Dia mungkin tidak memendam rasa cinta terhadap hal itu, tetapi sekarang dia bisa menjalani kehidupan kedua, bertemu teman-teman lama... tidak tampak seperti hal buruk.

Pada saat itu, seorang pelayan datang untuk memberi tahu mereka bahwa Jenderal Tertinggi Ping Xi ada di sini, yang membuat kepala pelayan itu melirik Jing Qi. Anak laki-laki itu terkejut, lalu berbicara, "Undang dia masuk." Ada sedikit kegembiraan dalam suaranya.

Jenderal Tertinggi Feng Yuanji dari Ping Xi adalah salah satu dari sedikit teman dekat ayahnya saat ia masih hidup. Jing Qi sebenarnya bisa memanggilnya shifu, karena semua kungfu amatirnya diperoleh di bawah pelatihan sang jenderal.

Tak lama kemudian, seorang pria kekar melangkah masuk, diikuti oleh Ping An dengan langkah yang lebih lambat

Jing Qi tahu bahwa lelaki tua itu tidak peduli dengan adat istiadat, jadi alih-alih memberikan salam formal, dia hanya menyapa dengan senyum muram—dia ingat betul bahwa masa hidup Feng Xuanji saat ini akan segera berakhir.

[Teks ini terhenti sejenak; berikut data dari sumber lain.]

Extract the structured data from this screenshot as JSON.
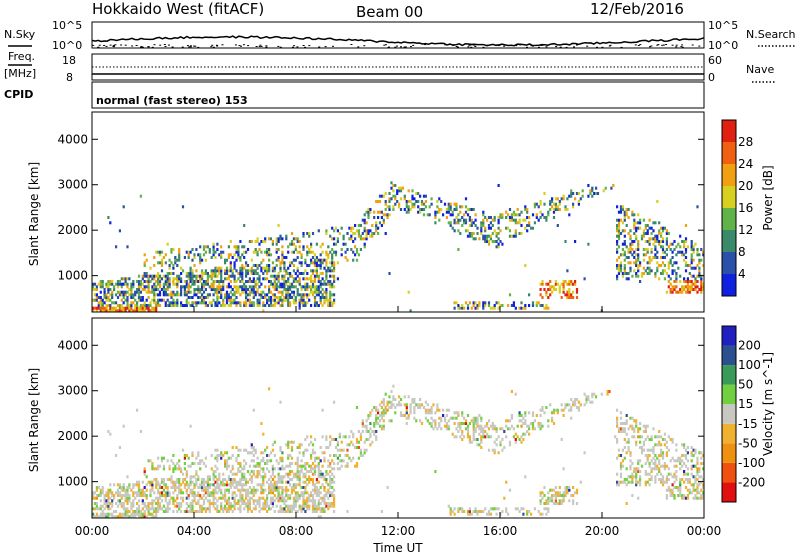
{
  "header": {
    "radar": "Hokkaido West (fitACF)",
    "beam": "Beam 00",
    "date": "12/Feb/2016"
  },
  "left_labels": {
    "nsky": "N.Sky",
    "freq": "Freq.",
    "mhz": "[MHz]",
    "cpid": "CPID",
    "nsky_top": "10^5",
    "nsky_bottom": "10^0",
    "freq_top": "18",
    "freq_bottom": "8"
  },
  "right_labels": {
    "nsearch": "N.Search",
    "nave": "Nave",
    "nsearch_top": "10^5",
    "nsearch_bottom": "10^0",
    "nave_top": "60",
    "nave_bottom": "0"
  },
  "cpid_text": "normal (fast stereo) 153",
  "chart_data": [
    {
      "type": "heatmap",
      "name": "power",
      "ylabel": "Slant Range [km]",
      "yticks": [
        "1000",
        "2000",
        "3000",
        "4000"
      ],
      "ylim": [
        200,
        4600
      ],
      "xlim_hours": [
        0,
        24
      ],
      "colorbar_label": "Power [dB]",
      "colorbar_ticks": [
        "4",
        "8",
        "12",
        "16",
        "20",
        "24",
        "28"
      ],
      "colorbar_colors": [
        "#1020e0",
        "#2a50a8",
        "#3a8a6a",
        "#62b24a",
        "#d8d020",
        "#f0a010",
        "#f06010",
        "#e02010"
      ]
    },
    {
      "type": "heatmap",
      "name": "velocity",
      "ylabel": "Slant Range [km]",
      "yticks": [
        "1000",
        "2000",
        "3000",
        "4000"
      ],
      "ylim": [
        200,
        4600
      ],
      "xlim_hours": [
        0,
        24
      ],
      "colorbar_label": "Velocity [m s^-1]",
      "colorbar_ticks": [
        "-200",
        "-100",
        "-50",
        "-15",
        "15",
        "50",
        "100",
        "200"
      ],
      "colorbar_colors": [
        "#e01010",
        "#f05010",
        "#f09010",
        "#f0b030",
        "#c8c8c0",
        "#70d040",
        "#3a9a5a",
        "#2a5090",
        "#2020c0"
      ],
      "xlabel": "Time UT",
      "xticks": [
        "00:00",
        "04:00",
        "08:00",
        "12:00",
        "16:00",
        "20:00",
        "00:00"
      ]
    }
  ]
}
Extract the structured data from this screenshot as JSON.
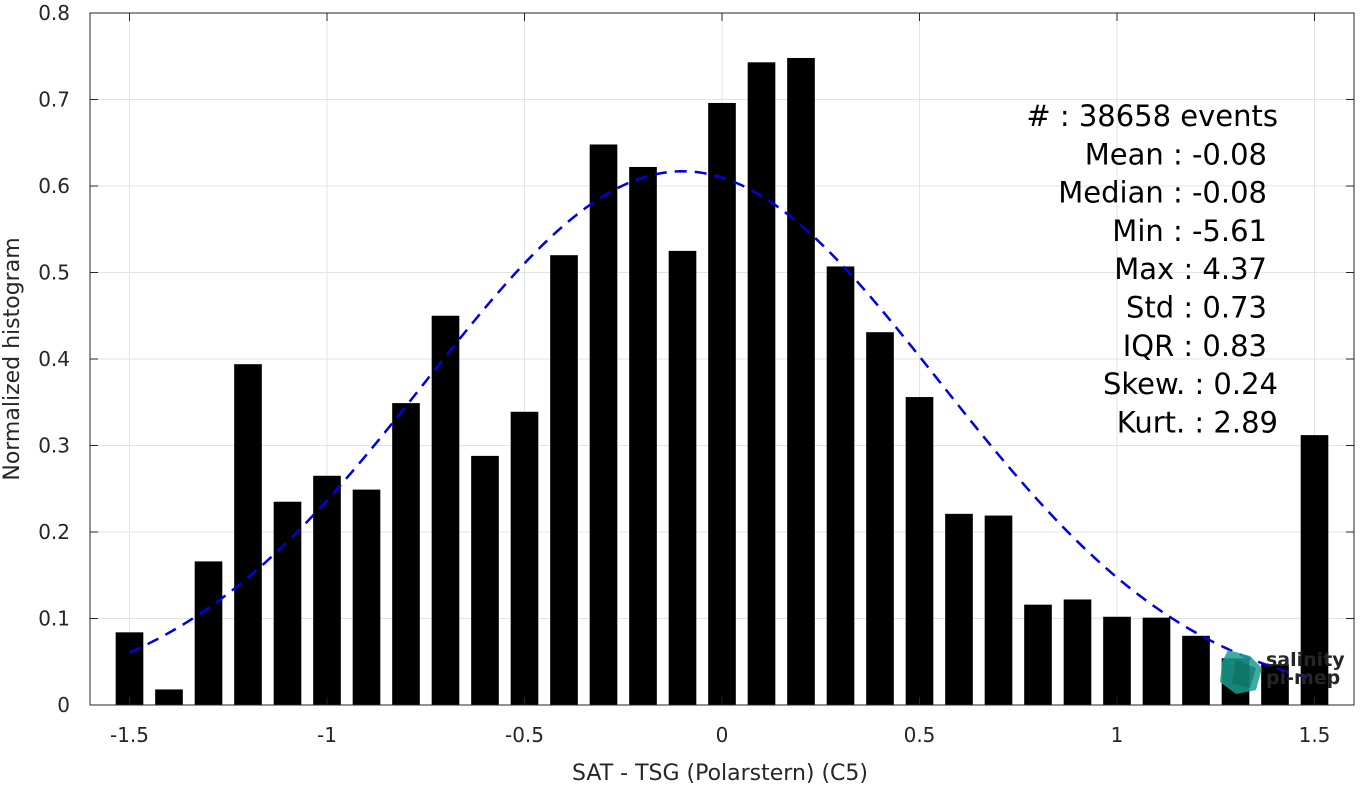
{
  "chart_data": {
    "type": "bar",
    "xlabel": "SAT - TSG (Polarstern) (C5)",
    "ylabel": "Normalized histogram",
    "xlim": [
      -1.6,
      1.6
    ],
    "ylim": [
      0,
      0.8
    ],
    "xticks": [
      -1.5,
      -1,
      -0.5,
      0,
      0.5,
      1,
      1.5
    ],
    "xtick_labels": [
      "-1.5",
      "-1",
      "-0.5",
      "0",
      "0.5",
      "1",
      "1.5"
    ],
    "yticks": [
      0,
      0.1,
      0.2,
      0.3,
      0.4,
      0.5,
      0.6,
      0.7,
      0.8
    ],
    "ytick_labels": [
      "0",
      "0.1",
      "0.2",
      "0.3",
      "0.4",
      "0.5",
      "0.6",
      "0.7",
      "0.8"
    ],
    "grid": true,
    "bar_color": "#000000",
    "bar_width": 0.07,
    "x": [
      -1.5,
      -1.4,
      -1.3,
      -1.2,
      -1.1,
      -1.0,
      -0.9,
      -0.8,
      -0.7,
      -0.6,
      -0.5,
      -0.4,
      -0.3,
      -0.2,
      -0.1,
      0.0,
      0.1,
      0.2,
      0.3,
      0.4,
      0.5,
      0.6,
      0.7,
      0.8,
      0.9,
      1.0,
      1.1,
      1.2,
      1.3,
      1.4,
      1.5
    ],
    "values": [
      0.084,
      0.018,
      0.166,
      0.394,
      0.235,
      0.265,
      0.249,
      0.349,
      0.45,
      0.288,
      0.339,
      0.52,
      0.648,
      0.622,
      0.525,
      0.696,
      0.743,
      0.748,
      0.507,
      0.431,
      0.356,
      0.221,
      0.219,
      0.116,
      0.122,
      0.102,
      0.101,
      0.08,
      0.054,
      0.047,
      0.312
    ],
    "fit_curve": {
      "style": "dashed",
      "color": "#0000e6",
      "type": "gaussian",
      "mean": -0.1,
      "std": 0.65,
      "peak": 0.617,
      "x_range": [
        -1.5,
        1.5
      ]
    },
    "stats": [
      {
        "label": "#  : 38658 events",
        "anchor": "end"
      },
      {
        "label": "Mean : -0.08",
        "anchor": "end"
      },
      {
        "label": "Median : -0.08",
        "anchor": "end"
      },
      {
        "label": "Min : -5.61",
        "anchor": "end"
      },
      {
        "label": "Max : 4.37",
        "anchor": "end"
      },
      {
        "label": "Std : 0.73",
        "anchor": "end"
      },
      {
        "label": "IQR : 0.83",
        "anchor": "end"
      },
      {
        "label": "Skew. : 0.24",
        "anchor": "end"
      },
      {
        "label": "Kurt. : 2.89",
        "anchor": "end"
      }
    ]
  },
  "logo": {
    "line1": "salinity",
    "line2": "pi-mep",
    "color": "#1a9e8f"
  }
}
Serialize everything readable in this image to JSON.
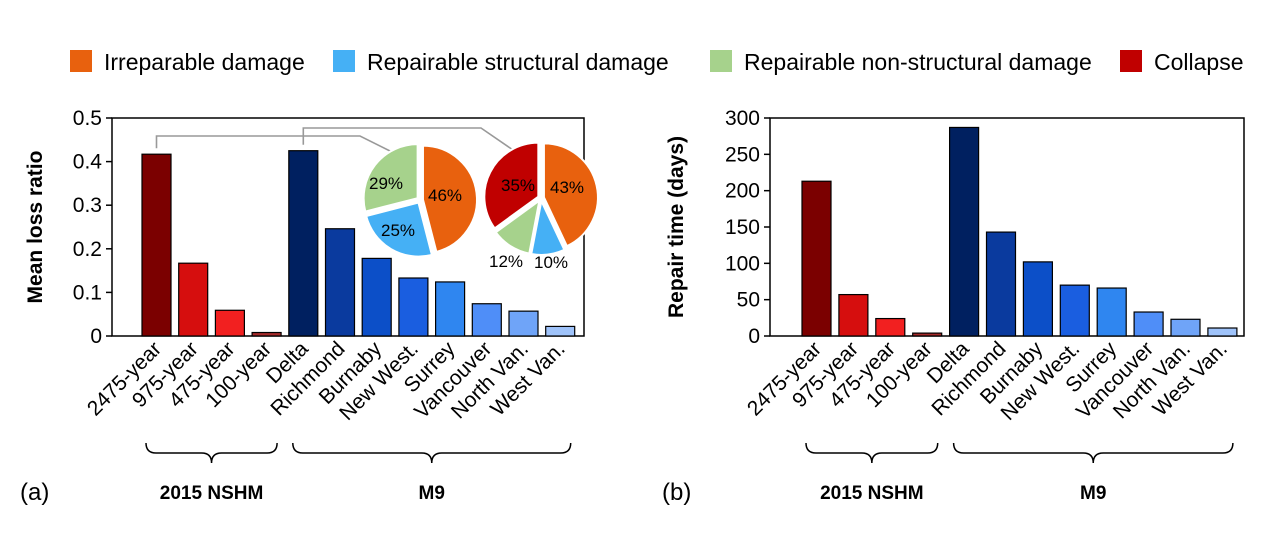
{
  "legend": [
    {
      "label": "Irreparable damage",
      "color": "#E8610E"
    },
    {
      "label": "Repairable structural damage",
      "color": "#45B0F5"
    },
    {
      "label": "Repairable non-structural damage",
      "color": "#A6D28C"
    },
    {
      "label": "Collapse",
      "color": "#C00000"
    }
  ],
  "chart_data": [
    {
      "type": "bar",
      "panel_label": "(a)",
      "ylabel": "Mean loss ratio",
      "ylim": [
        0,
        0.5
      ],
      "yticks": [
        0,
        0.1,
        0.2,
        0.3,
        0.4,
        0.5
      ],
      "ytick_labels": [
        "0",
        "0.1",
        "0.2",
        "0.3",
        "0.4",
        "0.5"
      ],
      "categories": [
        "2475-year",
        "975-year",
        "475-year",
        "100-year",
        "Delta",
        "Richmond",
        "Burnaby",
        "New West.",
        "Surrey",
        "Vancouver",
        "North Van.",
        "West Van."
      ],
      "values": [
        0.417,
        0.167,
        0.059,
        0.008,
        0.425,
        0.246,
        0.178,
        0.133,
        0.124,
        0.074,
        0.057,
        0.022
      ],
      "colors": [
        "#7B0000",
        "#D60E0E",
        "#F22020",
        "#A62A2A",
        "#002060",
        "#0A3A9E",
        "#0C4FC8",
        "#1A5EE0",
        "#2F86F0",
        "#4F8EF8",
        "#6FA4F8",
        "#9FC3FA"
      ],
      "groups": [
        {
          "label": "2015 NSHM",
          "from": 0,
          "to": 3
        },
        {
          "label": "M9",
          "from": 4,
          "to": 11
        }
      ],
      "insets": [
        {
          "ref_category": "2475-year",
          "slices": [
            {
              "name": "Irreparable damage",
              "value": 46,
              "label": "46%"
            },
            {
              "name": "Repairable structural damage",
              "value": 25,
              "label": "25%"
            },
            {
              "name": "Repairable non-structural damage",
              "value": 29,
              "label": "29%"
            }
          ]
        },
        {
          "ref_category": "Delta",
          "slices": [
            {
              "name": "Irreparable damage",
              "value": 43,
              "label": "43%"
            },
            {
              "name": "Repairable structural damage",
              "value": 10,
              "label": "10%"
            },
            {
              "name": "Repairable non-structural damage",
              "value": 12,
              "label": "12%"
            },
            {
              "name": "Collapse",
              "value": 35,
              "label": "35%"
            }
          ]
        }
      ]
    },
    {
      "type": "bar",
      "panel_label": "(b)",
      "ylabel": "Repair time (days)",
      "ylim": [
        0,
        300
      ],
      "yticks": [
        0,
        50,
        100,
        150,
        200,
        250,
        300
      ],
      "ytick_labels": [
        "0",
        "50",
        "100",
        "150",
        "200",
        "250",
        "300"
      ],
      "categories": [
        "2475-year",
        "975-year",
        "475-year",
        "100-year",
        "Delta",
        "Richmond",
        "Burnaby",
        "New West.",
        "Surrey",
        "Vancouver",
        "North Van.",
        "West Van."
      ],
      "values": [
        213,
        57,
        24,
        4,
        287,
        143,
        102,
        70,
        66,
        33,
        23,
        11
      ],
      "colors": [
        "#7B0000",
        "#D60E0E",
        "#F22020",
        "#A62A2A",
        "#002060",
        "#0A3A9E",
        "#0C4FC8",
        "#1A5EE0",
        "#2F86F0",
        "#4F8EF8",
        "#6FA4F8",
        "#9FC3FA"
      ],
      "groups": [
        {
          "label": "2015 NSHM",
          "from": 0,
          "to": 3
        },
        {
          "label": "M9",
          "from": 4,
          "to": 11
        }
      ]
    }
  ]
}
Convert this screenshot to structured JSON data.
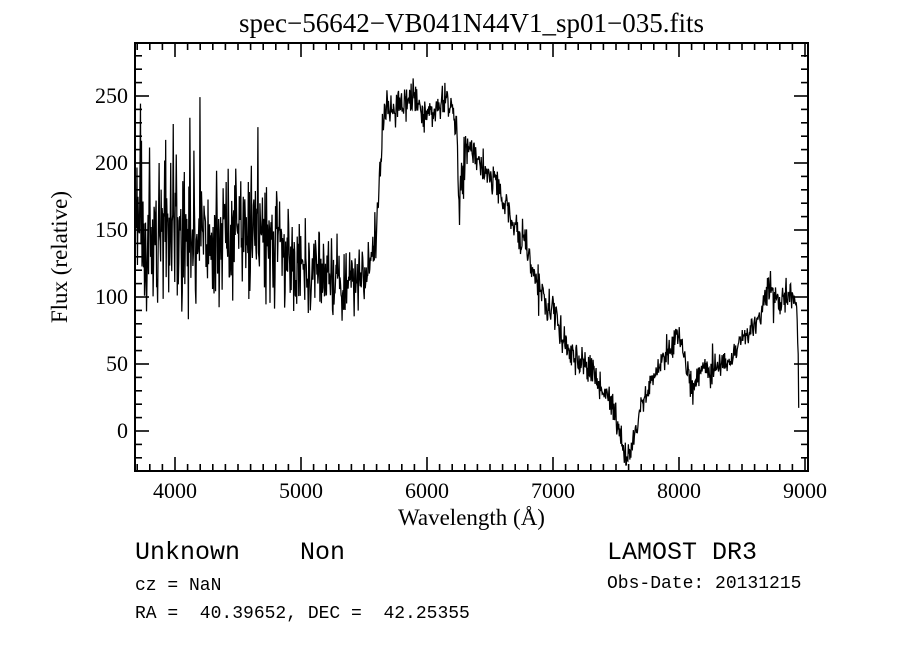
{
  "title": "spec−56642−VB041N44V1_sp01−035.fits",
  "chart_data": {
    "type": "line",
    "title": "spec−56642−VB041N44V1_sp01−035.fits",
    "xlabel": "Wavelength (Å)",
    "ylabel": "Flux (relative)",
    "xlim": [
      3683,
      9024
    ],
    "ylim": [
      -30,
      290
    ],
    "x_major_ticks": [
      4000,
      5000,
      6000,
      7000,
      8000,
      9000
    ],
    "y_major_ticks": [
      0,
      50,
      100,
      150,
      200,
      250
    ],
    "x_minor_step": 100,
    "y_minor_step": 10,
    "grid": false,
    "legend": "none",
    "line_color": "#000000",
    "background_color": "#ffffff",
    "series": [
      {
        "name": "spectrum",
        "x_start": 3690,
        "x_end": 8952,
        "x_step": 4,
        "prng_seed": 20131215,
        "continuum_points": [
          [
            3690,
            138
          ],
          [
            3740,
            135
          ],
          [
            3800,
            134
          ],
          [
            3870,
            145
          ],
          [
            3940,
            150
          ],
          [
            4000,
            146
          ],
          [
            4060,
            140
          ],
          [
            4140,
            141
          ],
          [
            4220,
            143
          ],
          [
            4300,
            146
          ],
          [
            4380,
            147
          ],
          [
            4460,
            146
          ],
          [
            4540,
            149
          ],
          [
            4620,
            150
          ],
          [
            4700,
            143
          ],
          [
            4780,
            137
          ],
          [
            4860,
            131
          ],
          [
            4940,
            127
          ],
          [
            5020,
            124
          ],
          [
            5100,
            121
          ],
          [
            5180,
            119
          ],
          [
            5260,
            116
          ],
          [
            5340,
            113
          ],
          [
            5420,
            110
          ],
          [
            5490,
            114
          ],
          [
            5550,
            122
          ],
          [
            5600,
            150
          ],
          [
            5630,
            205
          ],
          [
            5665,
            242
          ],
          [
            5700,
            246
          ],
          [
            5760,
            243
          ],
          [
            5820,
            244
          ],
          [
            5870,
            252
          ],
          [
            5910,
            248
          ],
          [
            5960,
            238
          ],
          [
            6010,
            233
          ],
          [
            6060,
            236
          ],
          [
            6110,
            243
          ],
          [
            6160,
            246
          ],
          [
            6200,
            243
          ],
          [
            6235,
            230
          ],
          [
            6255,
            152
          ],
          [
            6275,
            190
          ],
          [
            6310,
            213
          ],
          [
            6360,
            206
          ],
          [
            6430,
            198
          ],
          [
            6500,
            191
          ],
          [
            6570,
            180
          ],
          [
            6620,
            169
          ],
          [
            6680,
            153
          ],
          [
            6730,
            146
          ],
          [
            6780,
            139
          ],
          [
            6830,
            127
          ],
          [
            6880,
            113
          ],
          [
            6930,
            101
          ],
          [
            6980,
            92
          ],
          [
            7030,
            82
          ],
          [
            7080,
            68
          ],
          [
            7130,
            61
          ],
          [
            7180,
            55
          ],
          [
            7230,
            51
          ],
          [
            7280,
            48
          ],
          [
            7330,
            43
          ],
          [
            7380,
            35
          ],
          [
            7430,
            29
          ],
          [
            7480,
            16
          ],
          [
            7520,
            3
          ],
          [
            7555,
            -13
          ],
          [
            7585,
            -21
          ],
          [
            7615,
            -14
          ],
          [
            7655,
            0
          ],
          [
            7695,
            18
          ],
          [
            7745,
            29
          ],
          [
            7795,
            39
          ],
          [
            7845,
            47
          ],
          [
            7895,
            54
          ],
          [
            7945,
            63
          ],
          [
            7990,
            73
          ],
          [
            8030,
            62
          ],
          [
            8075,
            40
          ],
          [
            8110,
            28
          ],
          [
            8150,
            40
          ],
          [
            8200,
            47
          ],
          [
            8250,
            44
          ],
          [
            8300,
            50
          ],
          [
            8350,
            47
          ],
          [
            8400,
            52
          ],
          [
            8450,
            60
          ],
          [
            8500,
            67
          ],
          [
            8550,
            74
          ],
          [
            8600,
            81
          ],
          [
            8650,
            88
          ],
          [
            8700,
            98
          ],
          [
            8730,
            113
          ],
          [
            8760,
            101
          ],
          [
            8800,
            97
          ],
          [
            8840,
            104
          ],
          [
            8880,
            104
          ],
          [
            8912,
            98
          ],
          [
            8936,
            90
          ],
          [
            8946,
            55
          ],
          [
            8952,
            8
          ]
        ],
        "noise_sigma_points": [
          [
            3690,
            52
          ],
          [
            3780,
            46
          ],
          [
            3900,
            44
          ],
          [
            4000,
            42
          ],
          [
            4100,
            38
          ],
          [
            4200,
            36
          ],
          [
            4300,
            35
          ],
          [
            4400,
            34
          ],
          [
            4500,
            33
          ],
          [
            4600,
            32
          ],
          [
            4700,
            30
          ],
          [
            4800,
            28
          ],
          [
            4900,
            26
          ],
          [
            5000,
            23
          ],
          [
            5100,
            21
          ],
          [
            5200,
            20
          ],
          [
            5300,
            19
          ],
          [
            5400,
            18
          ],
          [
            5500,
            15
          ],
          [
            5580,
            13
          ],
          [
            5650,
            10
          ],
          [
            5750,
            9
          ],
          [
            5850,
            9
          ],
          [
            5950,
            8
          ],
          [
            6050,
            8
          ],
          [
            6150,
            8
          ],
          [
            6240,
            10
          ],
          [
            6270,
            12
          ],
          [
            6350,
            9
          ],
          [
            6450,
            8
          ],
          [
            6550,
            8
          ],
          [
            6650,
            9
          ],
          [
            6750,
            9
          ],
          [
            6850,
            10
          ],
          [
            6950,
            10
          ],
          [
            7050,
            9
          ],
          [
            7150,
            8
          ],
          [
            7250,
            8
          ],
          [
            7350,
            8
          ],
          [
            7450,
            7
          ],
          [
            7550,
            6
          ],
          [
            7650,
            6
          ],
          [
            7750,
            6
          ],
          [
            7850,
            6
          ],
          [
            7950,
            7
          ],
          [
            8050,
            7
          ],
          [
            8150,
            7
          ],
          [
            8250,
            6
          ],
          [
            8350,
            6
          ],
          [
            8450,
            6
          ],
          [
            8550,
            6
          ],
          [
            8650,
            7
          ],
          [
            8730,
            8
          ],
          [
            8850,
            8
          ],
          [
            8952,
            5
          ]
        ]
      }
    ]
  },
  "annotations": {
    "class_label": "Unknown",
    "subclass_label": "Non",
    "cz_line": "cz = NaN",
    "radec_line": "RA =  40.39652, DEC =  42.25355",
    "survey_label": "LAMOST DR3",
    "obsdate_line": "Obs-Date: 20131215"
  },
  "colors": {
    "foreground": "#000000",
    "background": "#ffffff"
  }
}
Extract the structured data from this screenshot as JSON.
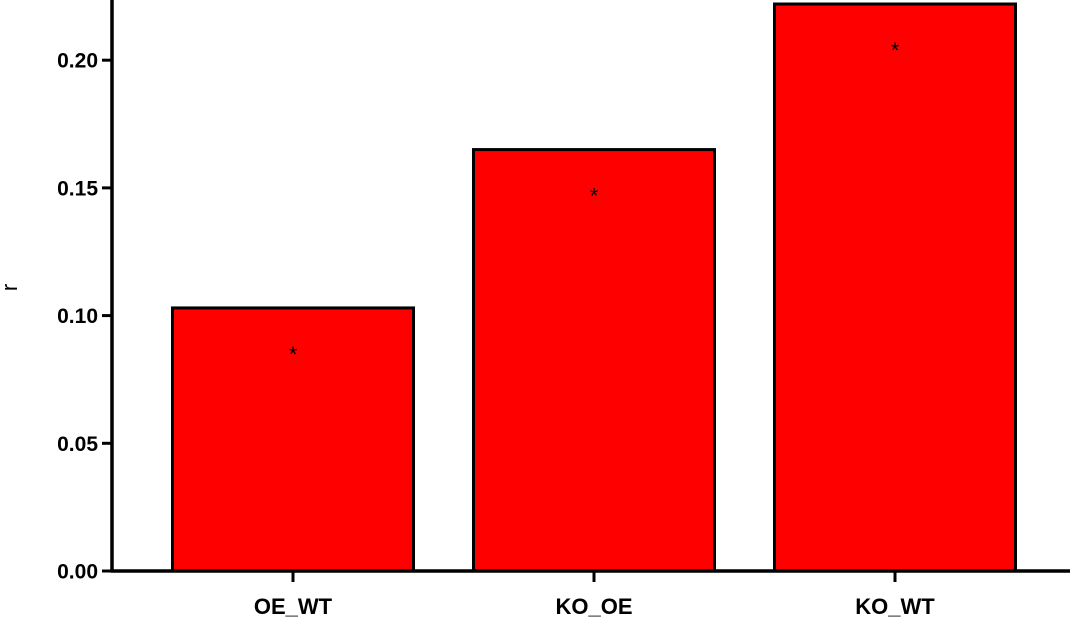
{
  "chart_data": {
    "type": "bar",
    "categories": [
      "OE_WT",
      "KO_OE",
      "KO_WT"
    ],
    "values": [
      0.103,
      0.165,
      0.222
    ],
    "annotations": [
      "*",
      "*",
      "*"
    ],
    "title": "",
    "xlabel": "",
    "ylabel": "r",
    "ylim": [
      0,
      0.222
    ],
    "yticks": [
      0.0,
      0.05,
      0.1,
      0.15,
      0.2
    ],
    "ytick_labels": [
      "0.00",
      "0.05",
      "0.10",
      "0.15",
      "0.20"
    ],
    "grid": false,
    "bar_color": "#ff0000",
    "edge_color": "#000000"
  }
}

Sebaliknya, Feng Xuanji mengira sikap itu karena kesedihannya masih terasa. Ia mendesah dan mengacak-acak rambut anak laki-laki itu dengan tangannya yang besar. "Kau sudah sangat menderita." Ia berbalik untuk berlutut dan membungkuk di hadapan ayahnya sekali sementara Jing Qi membalas sopan santun itu. Ia kemudian berkata kepada Ping An, "Bawakan sajadah lain untuk Jenderal."

Kepala pelayan itu membuka mulutnya, "Ini..."

Jing Qi memotongnya. "Tidak ada salahnya, lakukan saja apa yang aku katakan. Dan kalian berdua pergilah, ada yang ingin aku katakan kepada Jenderal."

Setelah seumur hidup setia pada Kediaman, kepala pelayan tua itu mengutamakan adat dan perintah di atas segalanya. Jing Qi mungkin baru berusia sepuluh tahun, tetapi karena Yang Mulia telah meninggal, apa pun yang dikatakan putranya akan dia ikuti. Dia membungkuk dan pergi tanpa sepatah kata pun.

Hanya ada dua orang yang tersisa dengan tungku. Feng Yuanji duduk di atas tikar tanpa keanggunan apa pun; bukan sifatnya untuk bersikap lembut dan bijaksana karena seluruh hidupnya terdiri dari pertempuran. Dia memikirkannya untuk waktu yang lama tetapi tidak tahu bagaimana memulainya, jadi pada akhirnya dia hanya berkata dengan canggung, "Manhood Mingzhi ini benar-benar tidak berguna saat dia masih hidup, dan sekarang setelah dia pergi, kamu... Tubuhmu terlihat sangat kurus, perlu lebih menjaga dirimu sendiri."

Jing Qi tersenyum, meregangkan kakinya saat dia duduk. Dia melemparkan sejumlah uang kertas ke dalam tungku tanpa sadar, "Aku baik-baik saja, tetapi kamu akan segera meninggalkan ibu kota, bukan?"

Feng Yuanji terkejut dan menatapnya dengan mulut ternganga, "Bagaimana kamu tahu?"